海外のメディアでもこのショートカットは話題になっていて、4ラウンド目のバッバ・ワトソンのティショット動画が拡散していた。ワトソンは大きなスライスで13番方向に打ったようだ。ちなみに、第3ラウンドで、選手のショートカットが続いたせいか、第4ラウンドでは看板とドリンク箱を右に置いて、打てなくしていた。ところが、ワトソンはドリンク箱をどかせて打っていた。どうしても右に打ちたかったのだ。

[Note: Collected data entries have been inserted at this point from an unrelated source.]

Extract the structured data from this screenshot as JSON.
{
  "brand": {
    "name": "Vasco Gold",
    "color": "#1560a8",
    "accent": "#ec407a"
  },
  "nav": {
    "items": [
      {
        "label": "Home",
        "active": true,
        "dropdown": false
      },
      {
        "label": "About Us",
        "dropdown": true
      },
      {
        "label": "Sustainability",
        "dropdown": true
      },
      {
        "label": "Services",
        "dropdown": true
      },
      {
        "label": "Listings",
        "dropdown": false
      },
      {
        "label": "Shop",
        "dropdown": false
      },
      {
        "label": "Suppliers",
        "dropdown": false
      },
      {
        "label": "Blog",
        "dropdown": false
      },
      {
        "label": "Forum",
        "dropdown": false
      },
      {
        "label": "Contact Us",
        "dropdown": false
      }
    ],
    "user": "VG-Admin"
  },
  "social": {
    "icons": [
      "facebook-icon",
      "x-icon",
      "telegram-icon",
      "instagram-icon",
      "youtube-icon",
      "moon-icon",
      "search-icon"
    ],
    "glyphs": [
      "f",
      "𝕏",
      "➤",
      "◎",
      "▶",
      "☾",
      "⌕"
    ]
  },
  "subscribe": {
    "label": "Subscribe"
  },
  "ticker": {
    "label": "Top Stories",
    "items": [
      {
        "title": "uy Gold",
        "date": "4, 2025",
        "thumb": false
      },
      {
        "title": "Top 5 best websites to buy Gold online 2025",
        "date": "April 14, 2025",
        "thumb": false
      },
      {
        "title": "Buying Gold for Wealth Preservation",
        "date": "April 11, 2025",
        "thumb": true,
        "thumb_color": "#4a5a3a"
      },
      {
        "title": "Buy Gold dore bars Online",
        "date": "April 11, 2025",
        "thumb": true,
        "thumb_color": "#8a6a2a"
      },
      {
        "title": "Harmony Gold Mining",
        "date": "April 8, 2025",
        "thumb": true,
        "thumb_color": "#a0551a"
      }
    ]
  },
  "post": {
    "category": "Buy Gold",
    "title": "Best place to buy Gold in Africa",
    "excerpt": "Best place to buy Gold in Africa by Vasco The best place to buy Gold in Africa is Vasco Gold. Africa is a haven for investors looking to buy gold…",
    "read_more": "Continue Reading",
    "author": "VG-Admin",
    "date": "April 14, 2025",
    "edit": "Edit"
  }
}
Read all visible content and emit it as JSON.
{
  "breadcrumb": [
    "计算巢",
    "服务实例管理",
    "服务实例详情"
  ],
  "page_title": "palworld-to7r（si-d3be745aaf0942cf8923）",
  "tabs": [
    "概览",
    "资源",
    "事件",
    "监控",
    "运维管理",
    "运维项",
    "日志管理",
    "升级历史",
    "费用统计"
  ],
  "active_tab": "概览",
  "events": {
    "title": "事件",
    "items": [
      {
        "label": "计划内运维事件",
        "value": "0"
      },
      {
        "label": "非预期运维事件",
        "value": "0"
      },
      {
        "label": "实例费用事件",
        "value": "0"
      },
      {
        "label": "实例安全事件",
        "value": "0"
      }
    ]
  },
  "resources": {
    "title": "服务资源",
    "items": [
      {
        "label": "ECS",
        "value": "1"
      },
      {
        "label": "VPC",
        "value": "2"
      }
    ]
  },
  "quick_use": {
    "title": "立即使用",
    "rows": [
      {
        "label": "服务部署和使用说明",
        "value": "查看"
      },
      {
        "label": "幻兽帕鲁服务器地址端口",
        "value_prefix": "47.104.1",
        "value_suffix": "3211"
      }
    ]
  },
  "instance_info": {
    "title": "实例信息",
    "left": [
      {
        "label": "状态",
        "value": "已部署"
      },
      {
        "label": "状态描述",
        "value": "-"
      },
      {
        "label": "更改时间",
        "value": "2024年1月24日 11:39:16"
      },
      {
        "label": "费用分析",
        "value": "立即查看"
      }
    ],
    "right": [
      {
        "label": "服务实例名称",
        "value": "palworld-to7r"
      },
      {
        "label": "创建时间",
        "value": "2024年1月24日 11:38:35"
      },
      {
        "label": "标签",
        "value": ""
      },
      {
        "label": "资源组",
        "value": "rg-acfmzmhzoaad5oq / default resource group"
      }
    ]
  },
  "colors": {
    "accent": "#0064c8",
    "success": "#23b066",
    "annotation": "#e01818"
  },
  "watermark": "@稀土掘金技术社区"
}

ツアー9勝、最近は解説でもおなじみの佐藤信人プロに、サントリーオープン開催時代(1974年〜1997年)に、このルートを選択した選手がいたか尋ねたところ、佐藤のプロの知る限り、そんな選手はいなかったという。
前述のギャラリーは、2017年の全英オープンで、スピースがアンプレアブルから、駐車場付近まで下がり、グリーンそばまで飛ばしてボギーでしのいだシーンを思い出したと話してくれた。PGAツアーの選手は、コースを我々の想像よりも遥かに俯瞰で見ていて、自身にとって最上の選択は何かを常に考えているのだ。
とはいえ、そもそも隣ホールが使われていないことを前提としたショートカット戦略だ。アマチュアに参考になるところはなさそうだが、プロたちのクリエイティビティの一端をうかがい知れるシーンだった。